SEMARANG – Usai pelaksanaan upacara pembukaan yang berlangsung khidmat dan semarak, energi ribuan Pramuka Siaga pada ajang Pesta Siaga Kwarda Jawa Tengah 2026 justru semakin berlipat ganda. Seluruh peserta yang akrab disapa Nanda, yang merupakan delegasi terbaik dari 35 Kwartir Cabang (Kwarcab) se-Jawa Tengah, langsung membaur dalam kemeriahan “Taman Permainan Besar” yang berlokasi di hamparan rumput hijau lapangan utama Puskepram.
Berbeda dengan pos-pos kegiatan lain yang berskala barung (kelompok kecil), Taman Permainan Besar ini menguji kekompakan, konsentrasi, dan ketangkasan para peserta dalam skala masif. Dari pantauan langsung di lapangan, area kegiatan seketika berubah menjadi lautan tunas muda berseragam cokelat yang bersorak sorai penuh semangat. Di bawah komando para Yanda (pembina putra) yang memandu langsung dari tengah lapangan dengan pelantang suara, para Nanda diajak mengikuti tantangan permainan edukatif berbasis sandi dan kerja sama tim.
Keseruan memuncak ketika instruksi permainan pemecahan sandi diberikan. Secara serentak, anak-anak tampak sangat antusias mengangkat tinggi-tinggi kartu beraneka warna—seperti merah, kuning, dan hijau muda—yang berisi potongan huruf atau aksara sandi. Mereka harus berlomba dengan waktu untuk berdiskusi, mencocokkan kartu satu sama lain, dan merangkai teka-teki sandi yang diberikan oleh panitia.
Menariknya, unsur adopsi teknologi yang menjadi wajah baru Pesta Siaga tahun ini juga kembali terlihat jelas di arena bermain. Di sela-sela permainan fisik, beberapa Nanda tampak berdiskusi serius mengelilingi sebuah gawai pintar (smartphone), memadukan petunjuk dari kartu fisik yang mereka pegang dengan informasi digital, membuktikan bahwa Pramuka Siaga masa kini sangat adaptif terhadap teknologi. Beberapa Nanda yang lain tampak saling merangkul pundak temannya sambil mencocokkan kartu, memperlihatkan nilai gotong royong yang nyata.

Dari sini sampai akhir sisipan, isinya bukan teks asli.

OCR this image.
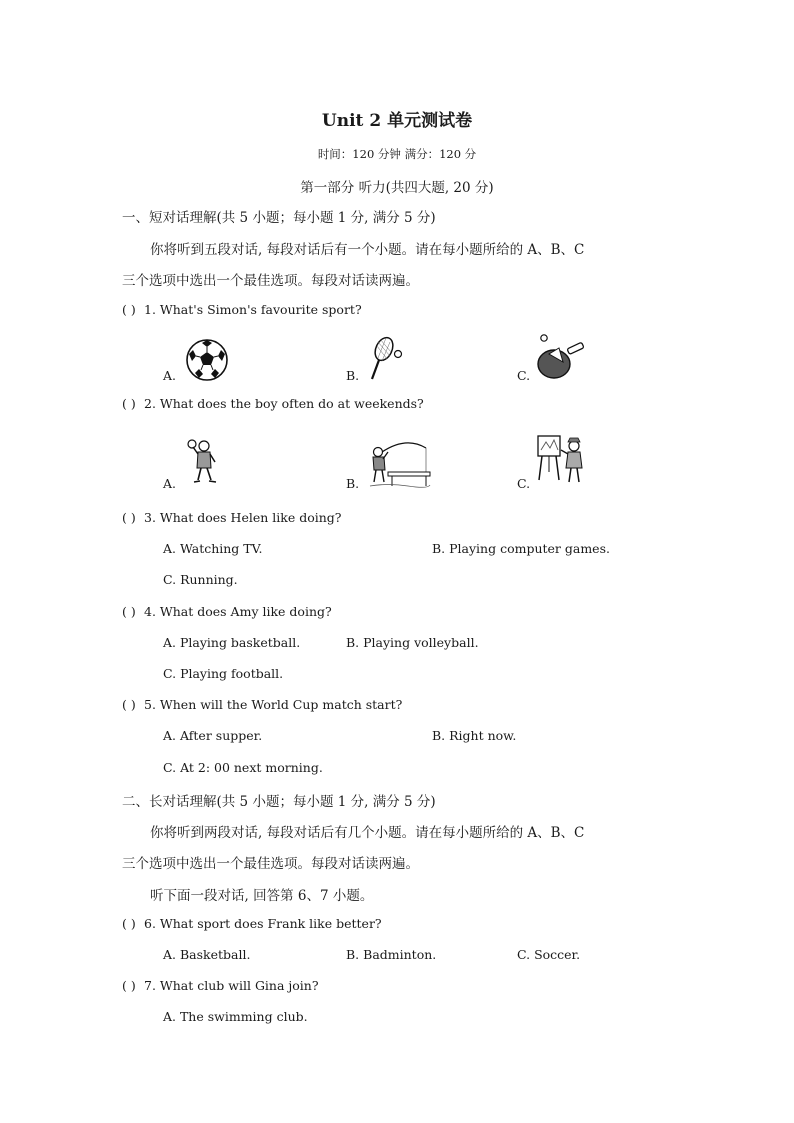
Unit 2 单元测试卷
时间：120 分钟 满分：120 分
第一部分 听力(共四大题, 20 分)
一、短对话理解(共 5 小题；每小题 1 分, 满分 5 分)
你将听到五段对话, 每段对话后有一个小题。请在每小题所给的 A、B、C
三个选项中选出一个最佳选项。每段对话读两遍。
( ) 1. What's Simon's favourite sport?
A.	B.	C.
( ) 2. What does the boy often do at weekends?
A.	B.	C.
( ) 3. What does Helen like doing?
A. Watching TV.	B. Playing computer games.
C. Running.
( ) 4. What does Amy like doing?
A. Playing basketball.	B. Playing volleyball.
C. Playing football.
( ) 5. When will the World Cup match start?
A. After supper.	B. Right now.
C. At 2: 00 next morning.
二、长对话理解(共 5 小题；每小题 1 分, 满分 5 分)
你将听到两段对话, 每段对话后有几个小题。请在每小题所给的 A、B、C
三个选项中选出一个最佳选项。每段对话读两遍。
听下面一段对话, 回答第 6、7 小题。
( ) 6. What sport does Frank like better?
A. Basketball.	B. Badminton.	C. Soccer.
( ) 7. What club will Gina join?
A. The swimming club.
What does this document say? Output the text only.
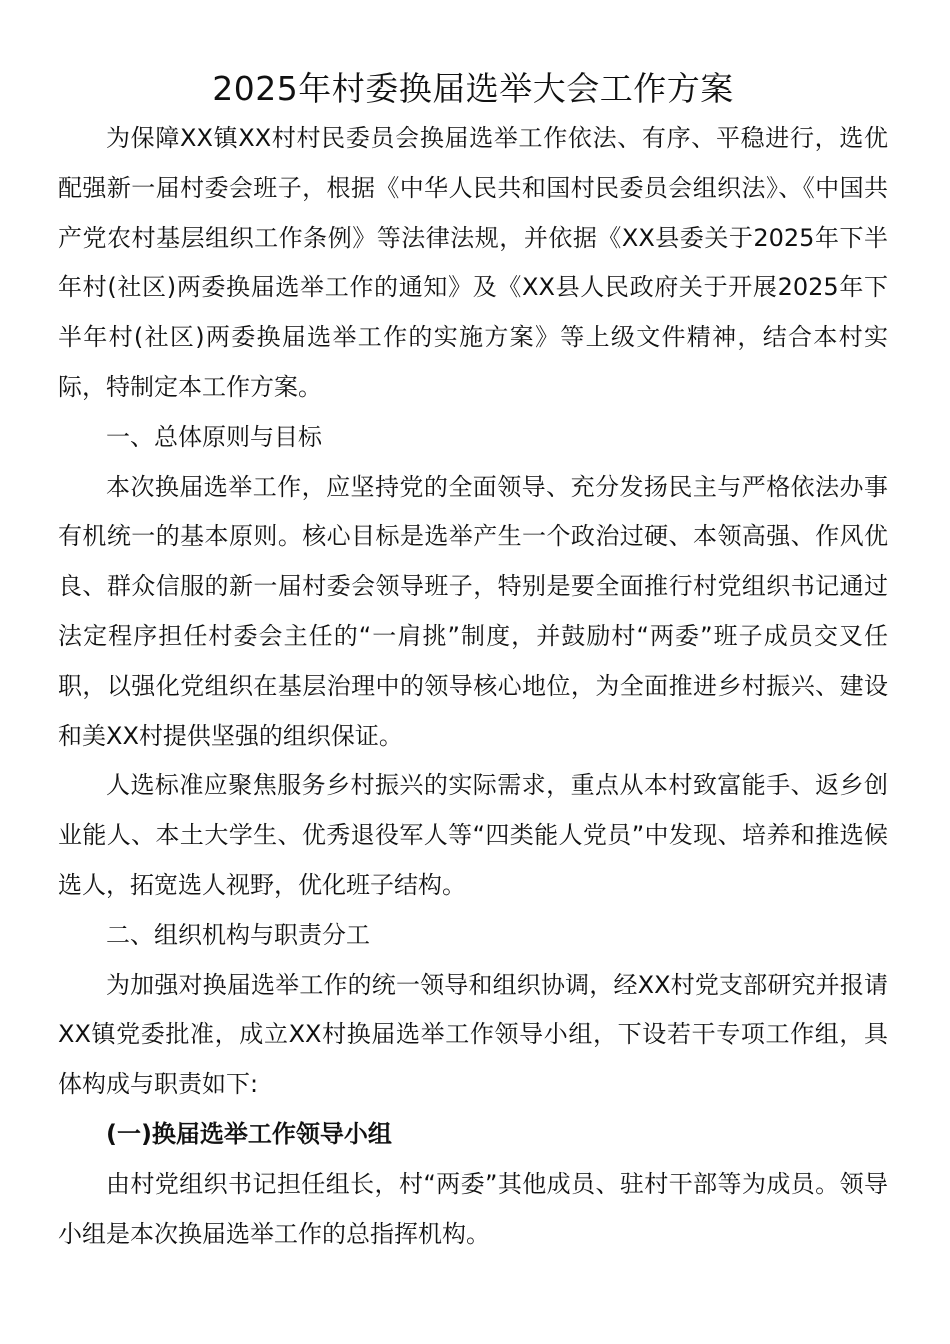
2025年村委换届选举大会工作方案

为保障XX镇XX村村民委员会换届选举工作依法、有序、平稳进行，选优配强新一届村委会班子，根据《中华人民共和国村民委员会组织法》、《中国共产党农村基层组织工作条例》等法律法规，并依据《XX县委关于2025年下半年村(社区)两委换届选举工作的通知》及《XX县人民政府关于开展2025年下半年村(社区)两委换届选举工作的实施方案》等上级文件精神，结合本村实际，特制定本工作方案。

一、总体原则与目标

本次换届选举工作，应坚持党的全面领导、充分发扬民主与严格依法办事有机统一的基本原则。核心目标是选举产生一个政治过硬、本领高强、作风优良、群众信服的新一届村委会领导班子，特别是要全面推行村党组织书记通过法定程序担任村委会主任的“一肩挑”制度，并鼓励村“两委”班子成员交叉任职，以强化党组织在基层治理中的领导核心地位，为全面推进乡村振兴、建设和美XX村提供坚强的组织保证。

人选标准应聚焦服务乡村振兴的实际需求，重点从本村致富能手、返乡创业能人、本土大学生、优秀退役军人等“四类能人党员”中发现、培养和推选候选人，拓宽选人视野，优化班子结构。

二、组织机构与职责分工

为加强对换届选举工作的统一领导和组织协调，经XX村党支部研究并报请XX镇党委批准，成立XX村换届选举工作领导小组，下设若干专项工作组，具体构成与职责如下:

(一)换届选举工作领导小组

由村党组织书记担任组长，村“两委”其他成员、驻村干部等为成员。领导小组是本次换届选举工作的总指挥机构。
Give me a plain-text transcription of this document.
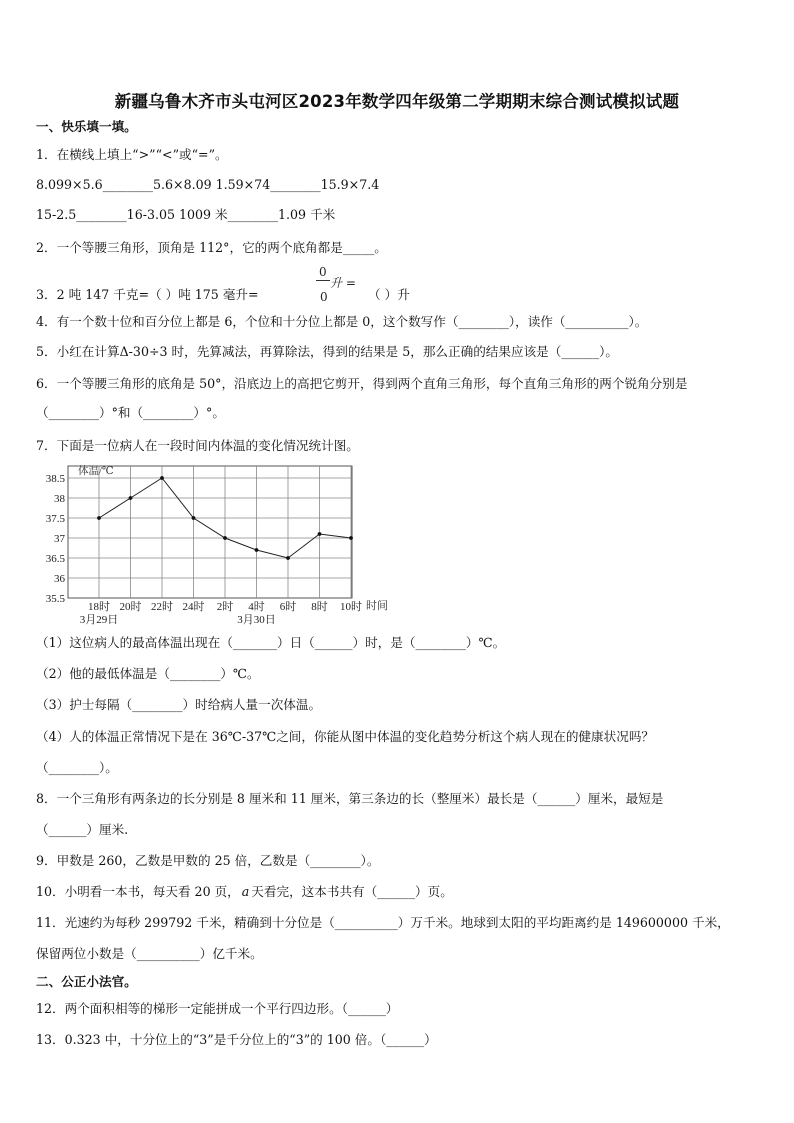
新疆乌鲁木齐市头屯河区2023年数学四年级第二学期期末综合测试模拟试题
一、快乐填一填。
1．在横线上填上“>”“<”或“=”。
8.099×5.6________5.6×8.09 1.59×74________15.9×7.4
15-2.5________16-3.05 1009 米________1.09 千米
2．一个等腰三角形，顶角是 112°，它的两个底角都是_____。
3．2 吨 147 千克=（ ）吨 175 毫升=
0
0
升 =
（ ）升
4．有一个数十位和百分位上都是 6，个位和十分位上都是 0，这个数写作（________），读作（__________）。
5．小红在计算Δ-30÷3 时，先算减法，再算除法，得到的结果是 5，那么正确的结果应该是（______）。
6．一个等腰三角形的底角是 50°，沿底边上的高把它剪开，得到两个直角三角形，每个直角三角形的两个锐角分别是
（________）°和（________）°。
7．下面是一位病人在一段时间内体温的变化情况统计图。
35.5
36
36.5
37
37.5
38
38.5
体温/℃
18时 20时 22时 24时 2时 4时 6时 8时 10时 时间
3月29日	3月30日
（1）这位病人的最高体温出现在（_______）日（______）时，是（________）℃。
（2）他的最低体温是（________）℃。
（3）护士每隔（________）时给病人量一次体温。
（4）人的体温正常情况下是在 36℃-37℃之间，你能从图中体温的变化趋势分析这个病人现在的健康状况吗？
（________）。
8．一个三角形有两条边的长分别是 8 厘米和 11 厘米，第三条边的长（整厘米）最长是（______）厘米，最短是
（______）厘米.
9．甲数是 260，乙数是甲数的 25 倍，乙数是（________）。
10．小明看一本书，每天看 20 页， a 天看完，这本书共有（______）页。
11．光速约为每秒 299792 千米，精确到十分位是（__________）万千米。地球到太阳的平均距离约是 149600000 千米，
保留两位小数是（__________）亿千米。
二、公正小法官。
12．两个面积相等的梯形一定能拼成一个平行四边形。（______）
13．0.323 中，十分位上的“3”是千分位上的“3”的 100 倍。（______）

Senyum ceria, tawa lepas, dan raut wajah penuh konsentrasi silih berganti menghiasi wajah para Nanda. Permainan masif ini tidak hanya sekadar hiburan pelepas penat, melainkan medium yang dirancang khusus untuk mengasah kecepatan berpikir dan mempererat tali persaudaraan antar-Kwarcab.
Kekompakan luar biasa serta kerja keras yang ditunjukkan oleh kontingen dari 35 Kwarcab di Taman Permainan Besar ini menjadi modal awal yang sangat berharga. Kelincahan dan poin kolaborasi yang mereka tunjukkan di sesi ini nanti akan dibandingkan dengan hasil pertandingan berikutnya di berbagai taman ketangkasan lain yang jauh lebih menantang. Hal ini tentunya semakin memacu semangat juang para Nanda untuk terus memberikan usaha terbaik mereka hingga seluruh rangkaian Pesta Siaga Jateng 2026 usai.